The Molasses Act was really part of a series of Navigation Acts to limit colonial production. The first of several British acts to discourage colonial manufacture and support British mercantilism was the Hat Act of 1732, which was a reaction to the production of more than 10,000 hats in New England in 1731. The Hat Act limited the number of colonial apprentices and prohibited the exportation of hats. The Molasses and Hat acts were an effort by Britain to destroy the booming manufacturing community in New England. Had the Molasses Act tax been fully implemented, it would have shut down the New England rum industry, destroyed the highly profitable triangular trade of the colonies, and been a major inflationary factor on staple goods for the colonies. The crisis caused by the Molasses Act was the first to demonstrate the interrelationships among mercantile trade systems.The Molasses Act created a major economic crisis for the British colonies of North America. It cut off the New England rum industry’s best source of molasses by a tax on non-British sources. It was not designed to be a revenue act but one aimed at the control of colonial trade. Britain operated under the economic philosophy of mercantilism, which assumed that the primary function of colonies was to supply natural resources for the mother country’s factories.
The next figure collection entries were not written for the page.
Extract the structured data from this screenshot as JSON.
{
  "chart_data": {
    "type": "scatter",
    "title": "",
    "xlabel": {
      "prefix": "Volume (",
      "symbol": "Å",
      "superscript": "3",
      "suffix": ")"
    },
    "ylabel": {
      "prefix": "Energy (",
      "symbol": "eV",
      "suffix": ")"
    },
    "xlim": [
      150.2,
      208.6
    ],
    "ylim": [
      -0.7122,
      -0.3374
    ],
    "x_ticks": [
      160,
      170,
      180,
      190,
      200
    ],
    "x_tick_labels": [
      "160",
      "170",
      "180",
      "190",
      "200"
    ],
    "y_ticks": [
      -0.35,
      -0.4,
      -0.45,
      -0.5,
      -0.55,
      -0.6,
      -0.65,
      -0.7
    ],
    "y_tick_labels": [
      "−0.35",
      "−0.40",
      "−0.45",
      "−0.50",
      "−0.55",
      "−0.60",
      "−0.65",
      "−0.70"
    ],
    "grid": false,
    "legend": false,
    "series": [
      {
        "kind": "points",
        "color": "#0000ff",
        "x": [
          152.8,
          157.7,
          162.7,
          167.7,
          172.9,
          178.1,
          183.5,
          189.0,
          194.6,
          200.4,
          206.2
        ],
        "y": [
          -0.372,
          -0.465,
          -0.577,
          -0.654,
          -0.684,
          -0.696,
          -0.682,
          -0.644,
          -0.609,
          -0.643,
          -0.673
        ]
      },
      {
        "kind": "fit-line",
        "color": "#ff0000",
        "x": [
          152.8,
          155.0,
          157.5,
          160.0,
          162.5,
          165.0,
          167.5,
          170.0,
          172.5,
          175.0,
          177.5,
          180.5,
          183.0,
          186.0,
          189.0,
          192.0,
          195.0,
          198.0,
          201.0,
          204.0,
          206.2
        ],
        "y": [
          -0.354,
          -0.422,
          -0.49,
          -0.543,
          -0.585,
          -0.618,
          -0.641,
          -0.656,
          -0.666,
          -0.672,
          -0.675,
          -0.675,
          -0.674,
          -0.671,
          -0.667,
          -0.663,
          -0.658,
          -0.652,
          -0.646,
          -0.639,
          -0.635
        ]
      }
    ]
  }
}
Ultimately, the Molasses Act backfired on Britain. It impeded instead of promoting its goal of controlling trade from its colonies. Instead, the colonies developed a non-British network to move all colonial trade goods. Increasingly this included flour, grain, horses, and livestock as well as molasses. In the long term, it also produced an economic loss for New England, as competition returned in the form of British rum production. The act forced the British West Indies to produce their own rum with their own molasses, because American markets rejected their higher-priced molasses. British slave traders were also hurt indirectly as the direct trade routes from the American colonies to Africa were strengthened.